The AI Agent Problem Nobody's Talking About

June 5, 2026
ai enterprise operations llm ai-agents enterprise-it tokenization infrastructure

Everyone is racing to deploy AI agents into IT operations. Bigger models, longer context windows, faster chips. The pitch decks are perfect. The demos run clean, and then you put the thing in front of real workloads and it starts falling apart.

ITBench-AA — the first benchmark specifically designed for agentic tasks — shows frontier models scoring below 50%. Not legacy models. Not fine-tuned experiments. The best models available today, tested against the kind of tasks enterprise IT teams actually need them to handle. Below half. That number should be making more noise than it is.

The part that surprised me wasn’t the score itself. It was how predictable the failure modes are once you’ve seen them in production. These aren’t edge cases. They’re structural.

Here’s what actually happens when you try to run multi-user agent workloads at scale: continuous batching, the efficiency mechanism that makes LLM serving economically viable, starts breaking down. Server capacity constraints hit faster than your infrastructure team projected, and suddenly you’re not getting the throughput the benchmark promised. The gap between single-user demo performance and multi-user production performance is wide enough to drive a truck through, and most teams don’t discover it until they’re already committed.

Then there’s the tokenization problem, which is underappreciated. As context windows expand, tokenization failures start degrading multilingual pipelines in ways that are hard to catch before they’re in front of real users.

A tokenizer that handles English cleanly can quietly mangle inputs in other languages — and the model doesn’t always know it’s working with corrupted input. It just produces confident, wrong output. I’ve seen this cause cascading failures in automation workflows where the agent is supposed to be parsing structured logs. The logs look fine. The tokenization doesn’t.

The industry’s response to all of this has been to reach for custom fine-tunes. Which makes sense on paper. If plug-and-play frontier models underperform on your specific domain, you tune them on your data. The problem is that fine-tuned models still underperform on agent-specific tasks — particularly tool use and IT automation — and now you’ve added a maintenance burden on top of a model that still can’t reliably execute a multi-step remediation workflow without hallucinating a step somewhere in the middle.

Long-running agents introduce another layer of operational complexity that doesn’t show up in benchmarks: context bloat. As the agent accumulates conversation history, tool call results, and intermediate reasoning, you eventually need context pruning pipelines just to keep inference efficient. That’s not a feature you bolt on later. It’s an architectural decision you need to make before you deploy, and most teams aren’t making it because they’re still focused on getting the model to work at all.
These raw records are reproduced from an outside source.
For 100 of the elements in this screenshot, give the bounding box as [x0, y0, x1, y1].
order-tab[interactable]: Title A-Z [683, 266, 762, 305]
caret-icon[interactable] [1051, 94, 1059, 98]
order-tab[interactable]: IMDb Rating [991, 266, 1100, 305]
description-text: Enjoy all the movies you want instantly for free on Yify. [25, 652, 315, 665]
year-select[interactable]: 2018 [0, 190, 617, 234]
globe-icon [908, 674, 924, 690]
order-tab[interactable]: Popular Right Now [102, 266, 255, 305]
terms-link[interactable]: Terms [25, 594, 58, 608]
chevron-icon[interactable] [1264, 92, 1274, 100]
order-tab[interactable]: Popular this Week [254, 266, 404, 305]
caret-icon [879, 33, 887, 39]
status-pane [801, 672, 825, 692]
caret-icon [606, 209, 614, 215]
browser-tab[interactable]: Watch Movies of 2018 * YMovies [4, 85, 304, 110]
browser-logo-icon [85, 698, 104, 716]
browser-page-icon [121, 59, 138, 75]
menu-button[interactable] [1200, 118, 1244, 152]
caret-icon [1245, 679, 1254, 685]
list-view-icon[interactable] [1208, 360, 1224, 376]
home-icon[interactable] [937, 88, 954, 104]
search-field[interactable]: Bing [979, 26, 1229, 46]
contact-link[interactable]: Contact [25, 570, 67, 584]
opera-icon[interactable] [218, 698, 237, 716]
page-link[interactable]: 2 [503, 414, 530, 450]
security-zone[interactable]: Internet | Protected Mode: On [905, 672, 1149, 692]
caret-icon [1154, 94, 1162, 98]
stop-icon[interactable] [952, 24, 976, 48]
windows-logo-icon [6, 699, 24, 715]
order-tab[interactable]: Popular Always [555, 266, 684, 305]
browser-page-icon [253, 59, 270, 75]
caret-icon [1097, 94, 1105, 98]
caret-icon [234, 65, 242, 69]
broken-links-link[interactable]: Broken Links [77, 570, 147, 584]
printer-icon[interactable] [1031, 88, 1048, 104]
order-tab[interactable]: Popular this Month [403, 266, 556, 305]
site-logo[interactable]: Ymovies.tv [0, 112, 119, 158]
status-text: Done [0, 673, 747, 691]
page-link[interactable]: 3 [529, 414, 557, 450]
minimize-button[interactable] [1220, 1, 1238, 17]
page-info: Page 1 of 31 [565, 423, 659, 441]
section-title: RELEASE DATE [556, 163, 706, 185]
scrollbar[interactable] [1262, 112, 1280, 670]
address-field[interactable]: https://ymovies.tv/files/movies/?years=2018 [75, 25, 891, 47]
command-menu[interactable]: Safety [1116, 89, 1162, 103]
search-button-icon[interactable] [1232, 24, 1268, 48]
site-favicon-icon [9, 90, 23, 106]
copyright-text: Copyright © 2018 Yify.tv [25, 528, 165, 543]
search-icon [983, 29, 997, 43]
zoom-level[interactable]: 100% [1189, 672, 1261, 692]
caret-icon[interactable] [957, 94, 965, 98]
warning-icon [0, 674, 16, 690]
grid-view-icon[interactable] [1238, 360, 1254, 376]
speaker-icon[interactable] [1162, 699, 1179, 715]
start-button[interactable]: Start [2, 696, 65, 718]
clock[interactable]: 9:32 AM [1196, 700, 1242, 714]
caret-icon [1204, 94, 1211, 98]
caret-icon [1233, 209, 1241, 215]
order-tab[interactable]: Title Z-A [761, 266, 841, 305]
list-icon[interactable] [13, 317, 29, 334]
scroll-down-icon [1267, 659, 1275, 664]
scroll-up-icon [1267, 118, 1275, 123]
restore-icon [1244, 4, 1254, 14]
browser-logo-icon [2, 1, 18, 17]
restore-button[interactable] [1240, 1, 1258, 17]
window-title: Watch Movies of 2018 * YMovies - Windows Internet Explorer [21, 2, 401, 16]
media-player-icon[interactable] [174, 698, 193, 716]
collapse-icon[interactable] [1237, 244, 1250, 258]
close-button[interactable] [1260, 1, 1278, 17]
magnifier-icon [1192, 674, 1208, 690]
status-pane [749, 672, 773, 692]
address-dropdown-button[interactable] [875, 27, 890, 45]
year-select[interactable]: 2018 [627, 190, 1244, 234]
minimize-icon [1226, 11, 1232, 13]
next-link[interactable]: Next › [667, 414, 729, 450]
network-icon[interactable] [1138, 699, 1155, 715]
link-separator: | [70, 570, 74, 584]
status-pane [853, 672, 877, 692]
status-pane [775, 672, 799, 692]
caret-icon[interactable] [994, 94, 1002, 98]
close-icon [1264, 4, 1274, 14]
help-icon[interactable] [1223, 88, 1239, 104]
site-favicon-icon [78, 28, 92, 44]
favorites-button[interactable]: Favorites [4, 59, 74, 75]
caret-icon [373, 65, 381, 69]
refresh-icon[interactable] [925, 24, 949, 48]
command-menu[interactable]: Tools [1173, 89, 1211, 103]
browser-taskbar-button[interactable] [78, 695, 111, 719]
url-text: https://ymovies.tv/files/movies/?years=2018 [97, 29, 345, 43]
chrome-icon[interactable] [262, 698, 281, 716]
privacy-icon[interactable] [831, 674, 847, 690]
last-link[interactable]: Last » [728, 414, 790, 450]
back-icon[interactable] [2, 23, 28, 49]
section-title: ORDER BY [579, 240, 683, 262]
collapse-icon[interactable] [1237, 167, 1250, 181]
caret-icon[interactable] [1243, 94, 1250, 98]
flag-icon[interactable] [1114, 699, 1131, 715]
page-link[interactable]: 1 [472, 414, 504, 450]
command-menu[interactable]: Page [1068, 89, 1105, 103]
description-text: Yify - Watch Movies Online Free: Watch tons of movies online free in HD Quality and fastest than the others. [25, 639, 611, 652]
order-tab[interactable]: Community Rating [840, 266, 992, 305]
What I keep noticing is that the teams struggling most aren’t the ones with bad models or bad data. They’re the ones who designed their agent architecture around the assumption that the model would be the reliable part. The model is not the reliable part. The model is the part that scores below 50% on the benchmark designed to measure it. The reliable part — or the unreliable part, depending on how you’ve built it — is everything around the model: the tokenization pipeline, the batching strategy, the context management, the tool call validation layer.

The obsession with model capability is real and understandable. Capability is measurable. It shows up in demos. It’s easy to communicate to stakeholders. What’s harder to communicate is that your serving infrastructure will saturate before your model hits its capability ceiling, or that a tokenization mismatch in your multilingual pipeline will produce failures that look like model errors but aren’t.

I’m not convinced the “bigger model” instinct is wrong, exactly. But I’m starting to think it’s solving for the wrong bottleneck. The score on ITBench-AA isn’t going to double because the next model has a longer context window. The operational friction lives somewhere else.

Most teams I’ve spoken to can’t cleanly separate model failures from infrastructure failures in their production logs. That seems like the more urgent problem.